Playing Doctor




Initial Visit?

Thursday, June 2

Nighttime

This post has a soundtrack. You can stream it or download it.


Last night, I began the first of a month of nights.

I go into the hospital from seven in the evening until eight in the morning admitting patients into the hospital, running codes, and helping the intensive care and cardiac care service.


Last night we brought a woman back from the dead. That was kind of exciting. She cycled through nearly every known arrhythmia, from asystole to bradycardia to pulseless electrical activity to ventricular tachycardia to ventricular fibrillation, even into Torsades de Pontes—the most French of the arrhythmias. Halfway through the code the senior attending started laughing at me.

‘It’s like she’s testing you—making sure you know how to deal with everything in the book,’ he said.

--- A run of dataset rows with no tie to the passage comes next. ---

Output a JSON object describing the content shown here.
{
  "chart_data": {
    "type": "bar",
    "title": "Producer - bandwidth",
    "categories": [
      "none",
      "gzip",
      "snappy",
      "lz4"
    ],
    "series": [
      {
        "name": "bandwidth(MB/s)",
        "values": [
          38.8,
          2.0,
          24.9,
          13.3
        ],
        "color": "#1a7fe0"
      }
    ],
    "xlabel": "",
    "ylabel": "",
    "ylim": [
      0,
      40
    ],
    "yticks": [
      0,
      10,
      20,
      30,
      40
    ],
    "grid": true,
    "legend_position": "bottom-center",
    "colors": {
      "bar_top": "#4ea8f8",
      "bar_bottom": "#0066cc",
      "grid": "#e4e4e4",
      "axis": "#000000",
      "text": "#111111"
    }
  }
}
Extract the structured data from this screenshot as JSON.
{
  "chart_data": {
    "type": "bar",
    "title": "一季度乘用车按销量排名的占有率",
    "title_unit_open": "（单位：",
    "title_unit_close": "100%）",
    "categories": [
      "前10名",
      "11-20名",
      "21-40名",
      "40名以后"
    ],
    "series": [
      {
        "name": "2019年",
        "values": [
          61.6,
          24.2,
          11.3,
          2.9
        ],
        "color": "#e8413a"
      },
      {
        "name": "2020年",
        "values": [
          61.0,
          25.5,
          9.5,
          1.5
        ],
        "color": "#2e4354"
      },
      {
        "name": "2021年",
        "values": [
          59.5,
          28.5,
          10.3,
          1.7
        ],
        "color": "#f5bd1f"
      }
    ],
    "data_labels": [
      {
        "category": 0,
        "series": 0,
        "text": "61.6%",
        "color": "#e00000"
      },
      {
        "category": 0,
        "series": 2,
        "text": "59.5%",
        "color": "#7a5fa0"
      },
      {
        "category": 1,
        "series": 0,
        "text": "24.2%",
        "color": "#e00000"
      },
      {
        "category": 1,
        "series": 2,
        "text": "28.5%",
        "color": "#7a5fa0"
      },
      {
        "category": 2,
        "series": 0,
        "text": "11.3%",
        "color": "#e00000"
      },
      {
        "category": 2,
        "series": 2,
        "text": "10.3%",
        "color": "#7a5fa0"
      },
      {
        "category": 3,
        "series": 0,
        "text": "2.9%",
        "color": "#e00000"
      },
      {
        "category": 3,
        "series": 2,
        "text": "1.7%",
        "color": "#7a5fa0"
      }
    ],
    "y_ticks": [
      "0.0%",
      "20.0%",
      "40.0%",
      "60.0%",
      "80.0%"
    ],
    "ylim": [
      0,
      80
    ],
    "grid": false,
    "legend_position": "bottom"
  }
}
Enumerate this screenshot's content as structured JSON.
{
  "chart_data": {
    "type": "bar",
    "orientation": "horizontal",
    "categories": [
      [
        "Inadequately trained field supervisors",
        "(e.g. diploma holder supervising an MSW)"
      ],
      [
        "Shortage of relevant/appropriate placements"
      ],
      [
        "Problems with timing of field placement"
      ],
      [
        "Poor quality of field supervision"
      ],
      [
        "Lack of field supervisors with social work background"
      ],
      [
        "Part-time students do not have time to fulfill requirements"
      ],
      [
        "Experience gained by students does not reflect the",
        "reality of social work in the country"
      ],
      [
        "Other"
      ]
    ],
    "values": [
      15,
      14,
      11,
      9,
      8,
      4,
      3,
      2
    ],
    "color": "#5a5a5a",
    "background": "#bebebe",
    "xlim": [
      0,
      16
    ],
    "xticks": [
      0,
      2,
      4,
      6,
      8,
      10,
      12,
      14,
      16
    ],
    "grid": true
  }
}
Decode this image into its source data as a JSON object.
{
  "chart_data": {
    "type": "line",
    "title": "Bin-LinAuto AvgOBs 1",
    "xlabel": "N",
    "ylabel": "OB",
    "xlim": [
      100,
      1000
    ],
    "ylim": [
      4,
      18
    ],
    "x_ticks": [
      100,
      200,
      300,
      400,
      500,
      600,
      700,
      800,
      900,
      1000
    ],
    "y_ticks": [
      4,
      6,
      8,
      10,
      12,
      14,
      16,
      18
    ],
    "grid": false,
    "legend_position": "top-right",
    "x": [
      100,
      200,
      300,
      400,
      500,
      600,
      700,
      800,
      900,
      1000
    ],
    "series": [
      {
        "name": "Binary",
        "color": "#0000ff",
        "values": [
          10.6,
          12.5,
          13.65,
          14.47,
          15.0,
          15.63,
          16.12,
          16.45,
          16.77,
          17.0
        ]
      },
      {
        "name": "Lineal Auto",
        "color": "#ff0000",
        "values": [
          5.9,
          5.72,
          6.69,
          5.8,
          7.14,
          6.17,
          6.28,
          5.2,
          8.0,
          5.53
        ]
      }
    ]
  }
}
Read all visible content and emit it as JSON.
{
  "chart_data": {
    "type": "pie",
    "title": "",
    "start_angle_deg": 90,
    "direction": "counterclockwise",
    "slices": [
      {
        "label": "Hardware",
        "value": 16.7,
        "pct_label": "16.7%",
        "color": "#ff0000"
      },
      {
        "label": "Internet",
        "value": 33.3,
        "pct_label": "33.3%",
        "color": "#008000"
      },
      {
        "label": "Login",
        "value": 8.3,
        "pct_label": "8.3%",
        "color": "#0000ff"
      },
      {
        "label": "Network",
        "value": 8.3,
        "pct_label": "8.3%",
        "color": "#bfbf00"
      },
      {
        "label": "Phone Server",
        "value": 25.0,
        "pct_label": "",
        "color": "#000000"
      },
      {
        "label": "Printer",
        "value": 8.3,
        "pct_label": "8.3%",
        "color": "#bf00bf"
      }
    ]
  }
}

I admitted two or three crack chest pains. This is typical for a night. Cocaine causes coronary arteries to spasm and about twenty percent of our cardiac patients are there because of crack.

As the ED folk like to say, to laconic effect, ‘Crack Kills!’


I had a few straight forward admits, and then I had the big guy.


A member of the 500 club, weighing in at over 500 pounds. His feet were so hugely swollen that he didn’t own shoes that would fit him. It didn’t really matter, because he couldn’t really walk much anyway. He stank of fungus and mildew, because the saprophytes feed on the oils and sweat that accumulate in his fat folds.

When he started to crash, thankfully, I was somewhere else, and someone else had to intubate him. When I got there though, I placed the Nasogastric tube because the nurse said ‘good luck with this,’ and handed the tube to me. I placed it through his nostril and—kids don’t try this at home, I had him paralyzed—stuck my fingers down his Jaba-like craggily-tooth orifice of a mouth, and guided the tube down into his esophagus.

When his blood pressure started to drop and we needed central venous access, I had one nursing student pull his right breast out of the way, while I applied a tremendous amount of pressure to the fat around his clavicle and drove the needle into his subclavian. I had to bury a four inch needle through his fat all the way to the needle’s hub, compressing the fat as much as I could, just to reach the vessel. This is typically an easy inch and a half journey, with minimal compression needed.

The worst part is I had to use such a tremendous amount of pressure to the fat that I could not remove my left hand to place the guidewire. When I tried, the fat bounced up and I lost the vessel and had to rebury it to find it again. I tried this three times before I got another physician to act as my left hand, so that I could continue holding the fat down while we secured the access.

My arms still hurt. But he’s alive.




I return home to a bath and a mug of warm milk and fall into a deep—admittedly tormented—sleep. I feel like Batman.


I just wish I was an affable millionaire during the daytime.

1 Comments:

6/03/2005
Blogger Unknown writes:

Yea - but you are cute as hell and that will get you as far as being an affable millionaire!